Fin dalla fondazione Palma aveva acquisito una "brutta fama" per le difficoltà di popolare una fortezza creata dal nulla. Insieme a pochi abitanti delle ville vicine si trovavano a convivere alla fine del ‘500 soldati provenienti dai più disparati angoli del dominio veneto, zappatori, mercenari, forestieri e relegati "al confino" per debiti e motivi politici. Possiamo immaginare quale genere di persone ospitassero le prime osterie di Palma, luoghi principali di ritrovo e spesso unici momenti di svago, dove tutti i poveri risparmi venivano annegati dentro un boccale di vino. Gli osti erano spesso improvvisati, persone che si inventavano un mestiere attratti dai facili guadagni. Non è troppo difficile immaginare anche quale poteva essere l'atmosfera di quei luoghi, i profumi (più o meno piacevoli), l’illuminazione, l’arredamento, le grida, l’intenso vociare fatto di friulano, ma anche di veneto, di greco, di tedesco. Com’erano dunque queste prime osterie? Secondo una terminologia dello Zorzi, che riprende la dicitura veneziana, Hostaria significava un tempo quello che oggi si intende per "albergo" e insieme "ristorante". Fino al ‘700 a Venezia sussistevano varie denominazioni:
1) Osteria e Locanda, dove si poteva mangiare e bere;
2) Taverna, dove si vendeva il vino all’ingrosso;
3) Caneva o Cantina, dove si vendeva vino al minuto e si poteva bere ma non mangiare;
4) Malvasia, dove si potevano bere scelti vini di Grecia, con botti di varie dimensioni una sopra l’altra come arredamento e frequentata da persone di ogni rango;
5) Bastioni o Magazeni, con clientela di infima classe e basso rango, senza l’uso della cucina. Qui si vendeva vino al minuto e si esercitava l‘usura dando pessimo vino in cambio;
6) Furatola, dove si mangiava senza bere; era una piccola bottega simile a quella dei pizzicagnoli;
7) Samarchi o Samarcheti (per il leone di S. Marco effigiato) erano spacci dei bastioni.

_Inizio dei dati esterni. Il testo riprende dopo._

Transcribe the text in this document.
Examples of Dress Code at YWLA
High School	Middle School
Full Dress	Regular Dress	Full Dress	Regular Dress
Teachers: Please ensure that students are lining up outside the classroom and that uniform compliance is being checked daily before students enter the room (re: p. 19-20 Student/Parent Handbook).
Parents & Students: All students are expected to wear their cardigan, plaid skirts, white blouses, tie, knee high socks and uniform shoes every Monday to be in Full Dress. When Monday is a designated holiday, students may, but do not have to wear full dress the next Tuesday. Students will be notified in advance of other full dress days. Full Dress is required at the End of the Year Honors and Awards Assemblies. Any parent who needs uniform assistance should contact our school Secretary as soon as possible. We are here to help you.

A questi termini, validi anche per Palma, bisogna aggiungere inoltre la Frasca, più tipicamente friulana, simile all’osteria, ma non sempre con la presenza del cibo e segnalata da un tipico "fuscello" a mo’ di insegna, il Cantinon, variante della cantina, ed infine la Bettola, pressoché analoga al bastione visto in precedenza.
Mettere su osteria a Palmanova
Fatte queste dovute precisazioni, e ricordando che i locali si "evolveranno" successivamente in alberghi, caffè e bar, andiamo a scorrere per sommi capi la storia di questi luoghi così particolari, molti dei quali scomparsi o poco conosciuti. Fra la miriade di documenti d’archivio, testimonianze, processi di polizia o
dell’inquisizione, dispacci e legislazioni cercheremo di mettere in luce gli avvenimenti più emblematici ed a volte curiosi di osti e osterie a Palma, seguendo i mutamenti delle dominazioni fino ai giorni nostri.
Alla fine del ’500, sotto la Serenissima, per mettere su osteria a Palma bastava utilizzare una stanza (all’inizio in baracche di legno con tetto di paglia) o dividere la propria abitazione con un tramezzo, arredarla con una tavola sorretta da due cavalletti a cui si univano panche o sgabelli. Delle candele o delle torce rischiaravano il buio notturno e nel migliore dei casi un caminetto riscaldava il locale.
Come risulta dagli atti processuali, nel 1594 l’oste Agostino da Verona, abitante a Sottoselva (villaggio limitrofo a Palma), rientrando alle due di mattina nella sua osteria affittatagli da un certo Giacomo Crovato si accorge di aver subito un furto e voltandosi "...verso una immagine, o pitura d’lddio che era attaccata in un muro, (...) diresse queste parole (cioè) Domenedio beccofotuto, così mi tien conto della mia robba, perché ti tengo in casa? Io ti manderò sulle forche".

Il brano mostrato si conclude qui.